I fatti delle ultime due settimane sono senza precedenti. Come spiegano in un report Thomas Idzorek e Michele Gambera, rispettivamente direttore degli investimenti e capo-economista di Ibbotson Associates (gruppo Morningstar), il paradigma si è rovesciato e siamo passati dall’eccesso di liquidità all’insufficienza. Il panorama del settore finanziario sta cambia
ndo velocemente e ci sono grandi sfide all’orizzonte.
Cosa insegna il passato
L’analisi di Ibbotson mostra che i pesanti ribassi di Wall Street non sono solo storia recente. Dal 1926 al settembre 2008, l’S&P500, che include le società a maggior capitalizzazione, ha perso più del 10% (su un orizzonte di dodici mesi) il 13,4% delle volte. Ma c’è anche il rovescio della medaglia: nello stesso periodo, l’indice ha guadagnato più del 30% una volta su cinque. Dunque, un investitore che nel 1926 avesse investito un dollaro, ora se ne troverebbe 2,6 (dedotti i costi, le tasse e l’inflazione).
Nel lungo termine, le azioni danno maggiori soddisfazioni delle obbligazioni. Non solo, la storia insegna che non conviene vendere quando il mercato tocca il fondo, perché le Borse tendono a reagire con eccessi al panico. Nelle ultime settimane, come spiega Maurizio Novelli, global strategist di Zest asset management, “tutti gli errori che si dovevano e si potevano evitare sono stati commessi, in una sequenza incredibile, con decisioni che hanno sorpreso i mercati e distrutto il lavoro svolto nel primo semestre dalle autorità monetarie Usa”.
Quali prospettive future
E’ inutile farsi illusioni, i prossimi mesi e probabilmente l’intero 2009 saranno difficili. L’America deve sanare le ferite di un debito diventato eccessivo a tutti i livelli: degli investitori che hanno contratto i mutui per comprare casa, sperando di rivenderla velocemente a un prezzo più alto, delle famiglie che hanno acquistato un appartamento senza poterselo permettere, delle istituzioni finanziarie che si sono indebitate per fare mutui di bassa qualità, delle aziende che hanno orchestrato operazioni speculative assetate di profitti e del governo che ha fatto troppo affidamento sugli stranieri per collocare i bond governativi.

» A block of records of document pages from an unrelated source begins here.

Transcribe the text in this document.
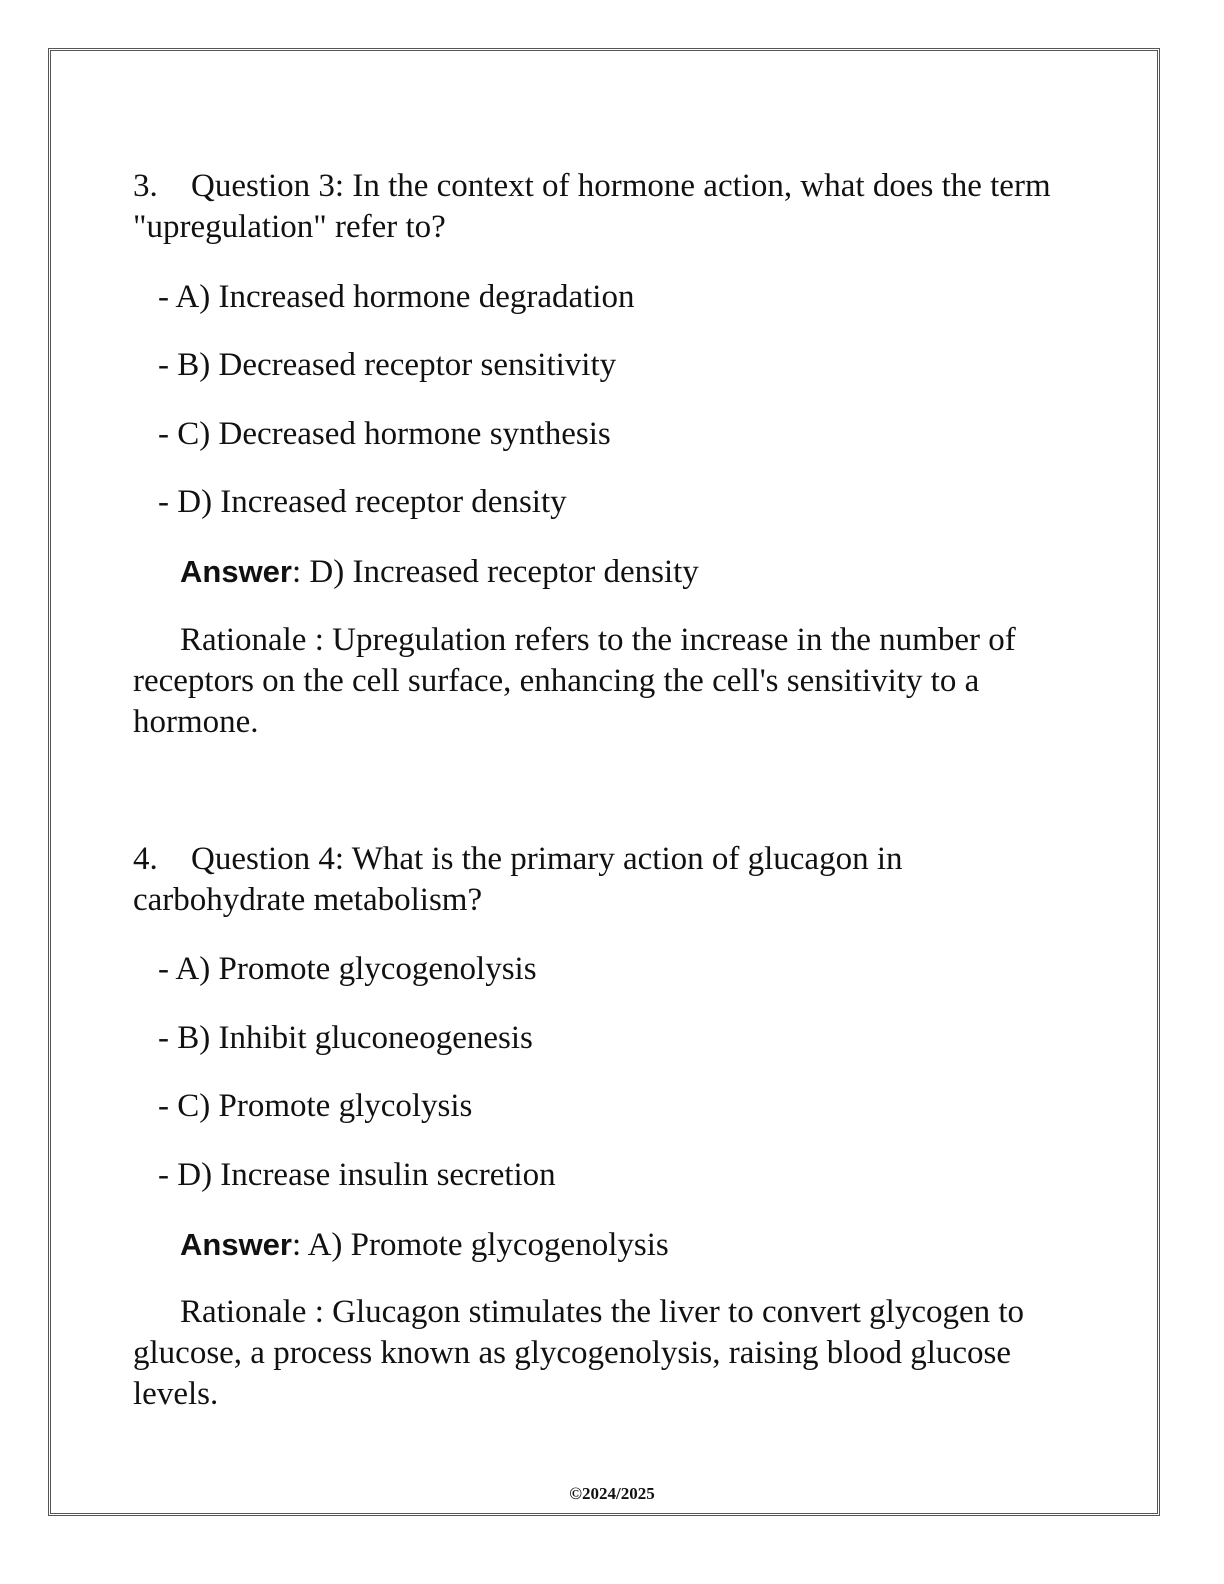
3. Question 3: In the context of hormone action, what does the term "upregulation" refer to?

- A) Increased hormone degradation
- B) Decreased receptor sensitivity
- C) Decreased hormone synthesis
- D) Increased receptor density
Answer: D) Increased receptor density
Rationale : Upregulation refers to the increase in the number of receptors on the cell surface, enhancing the cell's sensitivity to a hormone.

4. Question 4: What is the primary action of glucagon in carbohydrate metabolism?

- A) Promote glycogenolysis
- B) Inhibit gluconeogenesis
- C) Promote glycolysis
- D) Increase insulin secretion
Answer: A) Promote glycogenolysis
Rationale : Glucagon stimulates the liver to convert glycogen to glucose, a process known as glycogenolysis, raising blood glucose levels.
©2024/2025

Gli Stati Uniti stanno cercando una via di uscita, attraverso gli aiuti statali, il consolidamento settoriale e il rafforzamento del dollaro. Un biglietto verde forte è condizione essenziale per far arrivare flussi di capitali esteri a sostegno dell’economia e del settore finanziario perché il Paese non ha risparmio interno. In Europa, la Banca centrale ha lasciato invariati i tassi al 4,25% nella riunione di giovedì 2 ottobre, ma il presidente Jean-Claude Trichet ha aperto a un taglio. Inoltre, i governi sono intervenuti in soccorso degli istituti di credito in difficoltà (Fortis, Dexia, ecc.). Da più parti, però, si è levata la domanda di un’azione concertata delle autorità monetarie mondiali per lanciare un messaggio chiaro che restituisca fiducia ai mercati.